Britain's rarest birds are being put at risk by Natural England decision to revoke shooting licences, farmers warn

A linnet - their nests are vulnerable to magpies - Steve Knell/RSPB
A linnet - their nests are vulnerable to magpies - Steve Knell/RSPB

Britain's rarest birds are being put at risk after Natural England's decision to revoke shooting licenses, farmers have said.

They have argued that the decision to make shooting pest birds including magpies and crows without an individual license unlawful means that conservationists will no longer be able to protect the nests of songbirds from being plundered.

Landowners have argued that this has come at the worst time of year, as it is when birds are beginning to lay their eggs, and those taking care of the rare species have had no time to prepare or apply for new individual licenses.

Chris Packham has been the subject of anger for many farmers and rural organisations, as it was his organisation Wild Justice which forced Natural England to revoke the general licenses.

On Thursday, his house was targeted by angry protesters, who left dead crows tied to his gate. He tweeted that he had informed Hampshire Police, who are investigating.

However, the decision has not just been criticised by farmers and gamekeepers - conservationists have also spoken out against it.

Curlews, a shy grassland bird with a distinctive long bill, are steeply in decline and are endangered in the UK. In some part of the British Isles, their numbers have declined by 90 per cent in the last 20 years.

Curlews are threatened by crows - Credit: JONATHAN AYRES / Alamy
Curlews are threatened by crows Credit: JONATHAN AYRES / Alamy

Curlew conservationist Mary Colwell said that the license being revoked puts them in even graver danger of extinction.

She told The Telegraph: "You couldn't have chosen a worse time to revoke the general license than this week really.

"We completely welcome a general license review, it needs tightening and more rigour, but to time it with the peak start of laying is really terrible. It's caught us all by surprise.

"Crows eat both the eggs and the young of curlews. Their eggs are quite large so they don't take them away but they intimidate the birds off the nest, smash the eggs up and eat them in situ.

"If we had time to prepare, people could have applied for individual licenses, no one would have minded if it happened at a different time of year.

"Curlews don't often re lay if they lose a clutch. So we have lost a season and that's bad news for birds in such trouble."

Peter Hall, who runs Target Farm in Marden, Kent, grows cereals and fruit in fields fringed by hedgerows. These house some of Britain's rarest birds - yellowhammers and linnets, which are dangerously in decline and listed as "red" by the RSPB.

He said: "Had this happened in December it would have been fine - we would have applied for individual licences, but 36 hours warning at this critical time of year is not a great deal for all the landowners throughout the countryside.

"While oncee we only had a pair of yellowhammers on the farm, we recorded 196 in one site in the course of the 12 months. There are flocks of linnets, thousands of linnets. We are looking after these birds right through the winter, we provide a lot of hedgerow for them to nest in through the summer.

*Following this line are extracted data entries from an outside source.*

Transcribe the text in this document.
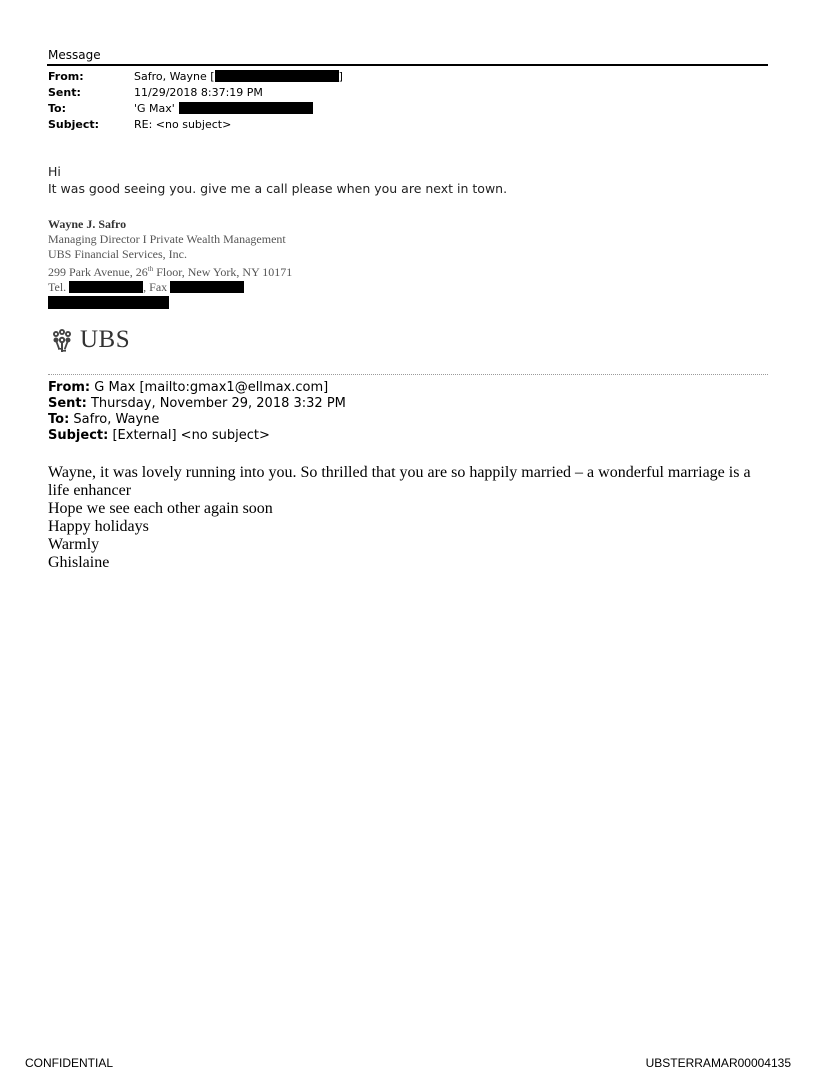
Message
From:	Safro, Wayne [	]
Sent:	11/29/2018 8:37:19 PM
To:	'G Max'
Subject:	RE: <no subject>
Hi
It was good seeing you. give me a call please when you are next in town.
Wayne J. Safro
Managing Director I Private Wealth Management
UBS Financial Services, Inc.
299 Park Avenue, 26th Floor, New York, NY 10171
Tel.	, Fax
UBS
From: G Max [mailto:gmax1@ellmax.com]
Sent: Thursday, November 29, 2018 3:32 PM
To: Safro, Wayne
Subject: [External] <no subject>
Wayne, it was lovely running into you. So thrilled that you are so happily married – a wonderful marriage is a life enhancer
Hope we see each other again soon
Happy holidays
Warmly
Ghislaine
CONFIDENTIAL	UBSTERRAMAR00004135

"It's depressing, we're not into slaughtering or the extermination of anything, but in our particular case we control our magpies using traps which was absolutely legal until today. We did this annually for a scant two months.

"This gives songbirds the chance to have one uninterrupted clutch without it being plundered by the magpies.

"That is why we have so many songbirds now. Wintertime, as many magpies as you like, I couldn't care less. During this critical nesting period we do need to be able to trap them."

Tim Palmer, the Chairman, Martin Down Farmer Cluster, based in Salisbury, takes care of rare turtle doves on his land. He said in a letter to The Telegraph: "The decision by Natural England to revoke General Licences to control certain pest bird species such as Crow and Magpie with immediate effect comes at a time of year calculated to do maximum damage to the prospects of a number of endangered species whose nests these predators attack. In my own case, I chair a group of farmers who surround the National Nature Reserve at Martin Down, Hampshire, with one of the last remaining breeding populations of Turtle Dove in the country.

"In pandering to 'Wild Justice' in this way, in the middle of the breeding season, Natural England has not only damaged the Turtle Doves' chances of survival but has also damaged, perhaps seriously, the trust that we had been building in recent years."